Au plan social et sociétal, le pays a d’abord réussi jusqu’ici à rester en dehors des attaques terroristes au contraire de la grande majorité de ses voisins. Il continue aussi à éviter les antagonismes religieux et ethniques prononcés, grâce à une politique de tolérance qui lui est reconnue. Il est également caractérisé de longue date par une stabilité politique rarement menacée et toujours sauvegardée, qui rassure les investisseurs comme la population. Il bénéficie enfin d’un système éducatif dont la qualité est appréciée et d’une bonne capacité à mêler l’ouverture à la modernité et le respect des traditions

Réélu pour cinq ans, Macky Sall dispose ainsi d’un « momentum » favorable fondé sur cet ensemble composite de données anciennes et nouvelles.  Au vu des quelques jours écoulés, son premier devoir, et non le plus facile, sera d’obtenir une accalmie des relations avec ses principaux opposants. C’est aussi son intérêt primordial s’il veut rétablir dans le pays la confiance et l’adhésion sans lesquelles rien ne sera possible. Il lui faudra aussi progresser dans les dossiers encore en suspens, tels un total apaisement en Casamance, une normalisation des relations avec la Gambie, la remise en route du chemin de fer Dakar/Bamako et le renforcement des liens commerciaux avec le Mali.  La diversité de ces défis montre que le chemin n’est pas sans embuches.

Il conviendra par ailleurs de surveiller l’endettement public, désormais  au-delà des 60% du PIB, pour éviter de perdre la crédibilité internationale que le pays a regagnée comme le prouvent ses récentes émissions d’emprunts internationaux. La meilleure protection contre ce risque sera d’élever le taux de croissance du PIB en exploitant avec la plus grande rigueur la nouvelle manne pétrolière et gazière et en accélérant en même temps l’élargissement de la base de l’appareil économique pour éviter le « syndrome hollandais ». Les questions de la poussée démographique et de l’importante émigration sont aussi d’actualité. Leur solution au moins partielle réside dans un accroissement massif de la création d’emplois, de préférence formels, et une hausse rapide du revenu moyen par tête, eux aussi dépendants de la croissance obtenue. Pour ce faire, les succès médiatisés du Sénégal en matière de start-ups et de nouvelles technologies ne suffiront pas, au moins à court terme. Les activités agricoles, industrielles, touristiques, de services divers devront toutes connaitre un important développement pour offrir des embauches en quantité et en qualité suffisante, et rendre crédible une « Emergence » qu’on espère voir poindre  à l’horizon.

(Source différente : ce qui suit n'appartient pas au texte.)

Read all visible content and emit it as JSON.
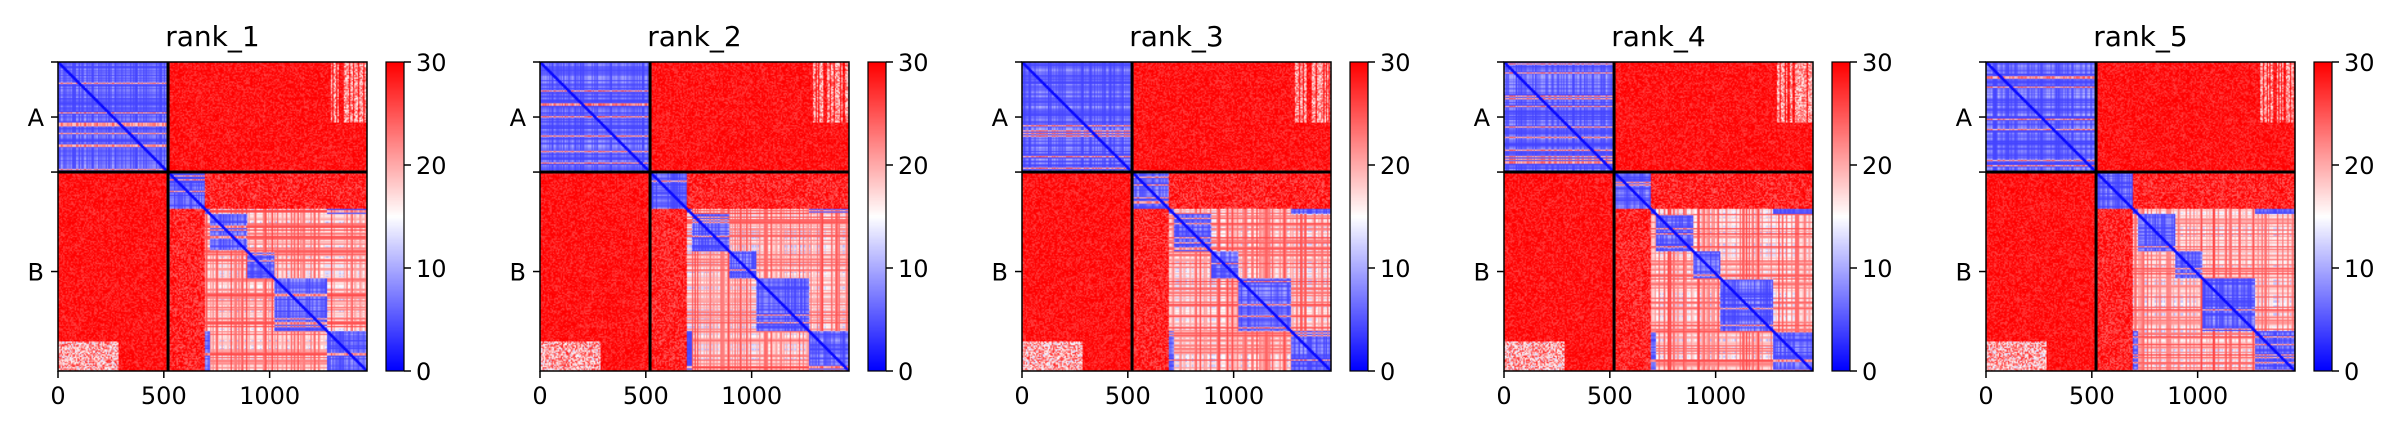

Le challenge est redoutable. Le Président élu aura à confirmer sa capacité de conception à long terme de l’avenir possible du Sénégal et à tenir bon le gouvernail afin de réaliser les programmes d’actions nécessaires, mais souvent difficiles, pour atteindre l’objectif qu’il promet au peuple sénégalais. Il lui faudra lutter contre les inévitables inerties à l’intérieur, restreindre autant que possible la corruption toujours aux aguets et ses effets néfastes, combattre tous ceux que gênerait une telle transformation du pays et faire preuve d’une ténacité à toute épreuve. Il devra convaincre et rassembler pour mobiliser la nation dans cette course au progrès. Il a cependant la chance que le pays dispose de marges de manoeuvre nouvelles d’une ampleur inespérée, qui viennent compléter des points forts déjà connus. Il lui revient donc d’exploiter au mieux et au plus vite ce contexte positif.

L’enjeu de la réussite du Sénégal dépasse d’ailleurs les frontières du pays. L’Union Economique et Monétaire Ouest Africaine (UEMOA), recordman continental de la croissance économique depuis quelques années mais aussi sujette à de nombreux risques politico-sécuritaires, a besoin d’exemples encourageants. Un aboutissement sans heurts de l’élection sénégalaise et le bon déroulement de ce nouveau mandat pourraient jouer ce rôle. La région a surtout connu jusqu’ici une « locomotive » économique principale, celle de la Cote d’Ivoire. Cet entrainement pourrait toutefois être perturbé, au moins momentanément, si les récentes incertitudes nées sur le déroulement de l’échéance politique de 2020 à Abidjan se confirment. Le Sénégal pourrait alors utilement constituer un deuxième pôle de développement régional. Une saine compétition entre deux importants acteurs au sein d’un groupe n’est-elle pas le meilleur moyen d’obliger chacun d’eux à se surpasser au profit de tous ?

Paul Derreumaux

Article publié le 02/03/2019

Hommage à Seydou Badian Kouyate

Hommage à Seydou Badian Kouyate

 

Le Mali est en deuil. Et l’Afrique francophone sans doute également.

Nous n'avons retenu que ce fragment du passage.